YFor example, the Office of the Comptroller of the Currency, which is an agency within the U.S. Department of the Treasury, has its own employer matching 401K plan in addition to the TSP offered to Federal employees government-wide. OCC explains its 401K here: OCC: Careers at the OCC - Benefits.
Ah. OK. But I suppose the key point in this link is here:

Since both the TSP and OCC 401(k) are defined contribution plans, aggregate employee contributions to both plans are subject to the IRS annual elective deferral contribution limit.

So yeah, you can legally participate in both TSP and a 401K, but you can't double-dip in that you're still limited to the $16,500/$22,000 *combined* limit.
 
Ah. OK. But I suppose the key point in this link is here:



So yeah, you can legally participate in both TSP and a 401K, but you can't double-dip in that you're still limited to the $16,500/$22,000 *combined* limit.

Not sure I understand what you mean by "double-dipping." Someone in OCC under the FERS retirement system gets the benefits of two matching plans, so to that extent there's a "double" match, subject to the annual limit for contributions to deferred plans of $16500/22000. In other words, the employee can contribute to both plans and receive matching contributions from the agency up to 5% for each plan, effectively getting a 10 percent employer match of salary, subject to the annual deferral limit. TSP does not contribute a match beyond 5%, so the added 401K plan might be attractive to many.
 
I have to strongly disagree with the comment concerning thinking long and hard about not providing a survivor annuity. If John is married (and I am assuming he is as he has a daughter who is a freshman in college and he speaks as if he is part of a complete family unit), then not taking the federal survivor annuity would be a really, really bad idea - unless his wife has a defined benefit pension, has health insurance on her own, or is going to be inheriting a LOT of money from somewhere else.

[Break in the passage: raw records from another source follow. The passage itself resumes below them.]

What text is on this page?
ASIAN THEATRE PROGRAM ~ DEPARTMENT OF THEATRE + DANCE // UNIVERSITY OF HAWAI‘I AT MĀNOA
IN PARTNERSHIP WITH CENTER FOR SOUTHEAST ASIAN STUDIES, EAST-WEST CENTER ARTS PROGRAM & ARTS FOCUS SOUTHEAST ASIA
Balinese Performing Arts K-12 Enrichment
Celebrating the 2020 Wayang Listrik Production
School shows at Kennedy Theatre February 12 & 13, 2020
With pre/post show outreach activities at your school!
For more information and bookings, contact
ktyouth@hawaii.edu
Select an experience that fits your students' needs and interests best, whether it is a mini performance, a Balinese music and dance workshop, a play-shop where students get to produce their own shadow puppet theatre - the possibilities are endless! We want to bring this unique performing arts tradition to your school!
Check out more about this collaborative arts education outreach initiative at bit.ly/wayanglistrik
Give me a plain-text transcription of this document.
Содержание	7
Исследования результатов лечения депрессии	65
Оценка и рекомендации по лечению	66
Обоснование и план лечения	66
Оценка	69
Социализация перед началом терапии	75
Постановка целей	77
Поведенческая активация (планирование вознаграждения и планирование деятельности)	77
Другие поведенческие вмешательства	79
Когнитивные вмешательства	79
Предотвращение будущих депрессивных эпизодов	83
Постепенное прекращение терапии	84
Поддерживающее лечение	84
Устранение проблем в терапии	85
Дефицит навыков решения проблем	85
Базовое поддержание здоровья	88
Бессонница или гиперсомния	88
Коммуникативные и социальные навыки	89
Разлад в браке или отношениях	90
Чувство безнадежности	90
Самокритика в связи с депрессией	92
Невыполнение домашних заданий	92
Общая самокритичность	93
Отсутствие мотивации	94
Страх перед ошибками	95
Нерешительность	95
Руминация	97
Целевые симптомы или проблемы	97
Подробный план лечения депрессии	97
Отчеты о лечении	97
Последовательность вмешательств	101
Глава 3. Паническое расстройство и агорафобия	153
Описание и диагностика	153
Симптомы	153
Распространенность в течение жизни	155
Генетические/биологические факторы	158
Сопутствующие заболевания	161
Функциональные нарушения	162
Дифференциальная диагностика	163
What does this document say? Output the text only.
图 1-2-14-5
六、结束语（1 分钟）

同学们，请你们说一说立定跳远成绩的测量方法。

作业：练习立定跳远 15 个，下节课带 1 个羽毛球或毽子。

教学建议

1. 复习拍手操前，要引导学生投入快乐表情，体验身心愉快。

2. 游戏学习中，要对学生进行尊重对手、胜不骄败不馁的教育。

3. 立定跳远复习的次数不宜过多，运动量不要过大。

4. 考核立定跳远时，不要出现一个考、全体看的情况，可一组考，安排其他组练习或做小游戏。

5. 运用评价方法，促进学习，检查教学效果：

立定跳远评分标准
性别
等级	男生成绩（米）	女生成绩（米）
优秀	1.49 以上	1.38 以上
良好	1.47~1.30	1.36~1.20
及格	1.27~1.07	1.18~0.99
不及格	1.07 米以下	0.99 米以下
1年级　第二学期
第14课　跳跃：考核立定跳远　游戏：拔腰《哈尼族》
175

If John passes away and does not provide a survivor benefit, his wife will no longer have federal health insurance for life. She may have other life insurance, but the federal survivors annuity is indexed annually to inflation (same as social security). He does not have to take a full survivor annuity for her to keep the health insurance, but it has to be enough to cover the monthly premium.

I have not seen anyone, except insurance salemen, ever advise a retiring fed to skip the survivor annuity. It's even more important for someone with a high pension. If his is $110K a year, she will get 55% of that, about $60.5K a year, indexed to inflation for life. He, in turn, will pay about $11K annually for that protection (an amount which is not taxed at any level).

I am aware of far too many retirees who opted to get the extra bucks now and then passed away a few years after retiring, leaving their wives with no health insurance and no survivors annuity. John may have high expenses, but he also has a high pension and good assets to draw on. This is not a place for him to start cutting.

Now, if you have a very small pension and the survivors benefit would be 55% of that small number, it would still be a bad idea, unless your spouse has her own health coverage.
 
Restonham, that is why I said "think long and hard"... unless there are circumstances not disclosed, not leaving a survivor annuity is foolish. A spouse must approve anything other than the standard survivor annuity. In this case, barring unusual circumstances, that would be grounds for divorce IMHO.
 
JDW fire, I'm not taking home much more than I would with my pension, but the $4000 extra in annual pension for every additional year worked has a present value that is over $70,000. That is the main financial reason I have for staying.

Grumpy, I can't come back after retirement as a contractor unfortunately, but could get another job once the labor market improves. Brat, the pension amount mentioned is after the survivor benefit adjustment. I agree that budgeting will be important.

Being able to retire does give me a much more positive attitude about work. There is less to worry about, since I know there is something else to fall back on if necessary.